Tuesday, September 23, 2008

Camp Concentration 009 - Indestructible Mind


(Vintage - 1969)


One of the themes in Camp Concentration is The Intangibility of Intellect. The body may be destroyed, but the Mind -- not the Soul, not the spiritual soul -- can somehow survive. (Or so it believes.)

(Mordecai Washington):
"In my worst moments, with my head in the pisser, retching, the old brainjelly goes right on fermenting, oblivious to the low soma. No, not oblivious, just indifferent, aloof, a spectator."

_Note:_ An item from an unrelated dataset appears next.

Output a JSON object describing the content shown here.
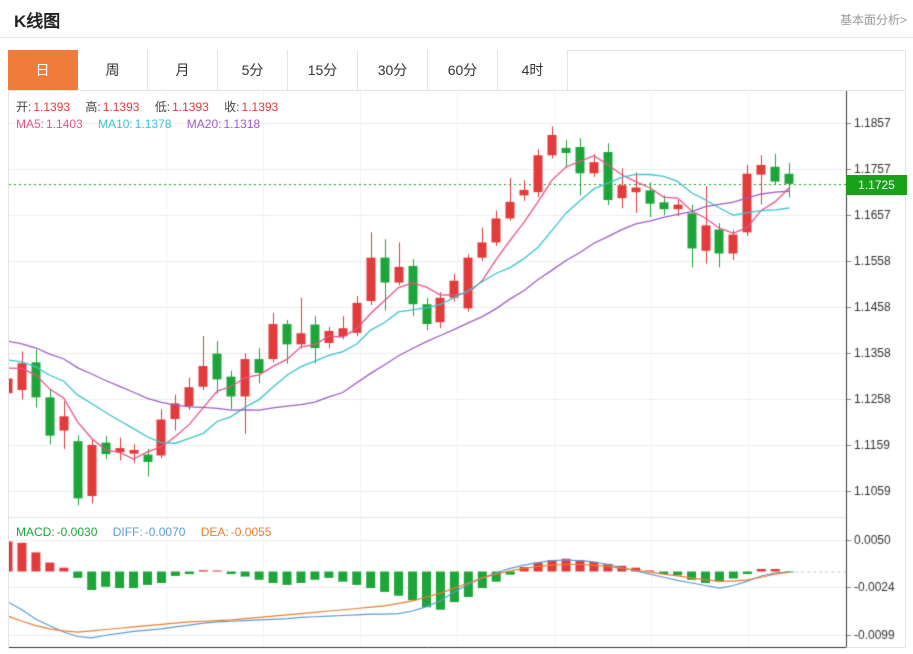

The Mind believes that it can survive the destruction of the body. Maybe it can´t, but when the Mind is busy thinking, it doesn't care if the body is dying. The present of the Mind is more important than the future of the body.

In this context, "the Mind" doesn't mean just intellectualism, but the Ego drive that tries to affirm the power of Man over Nature. Sacchetti and Mordecai are two examples of the intellectual Mind; General Haast and Dr. Aimée Busk are two examples of the pragmatic mind.

(Sacchetti on General Haast:) "He carries to an extreme the maniacal American credo that there is no death. And he is probably a garden of cancers. Isn't that so, H.H.?" (CC, p. 23, June 3 entry).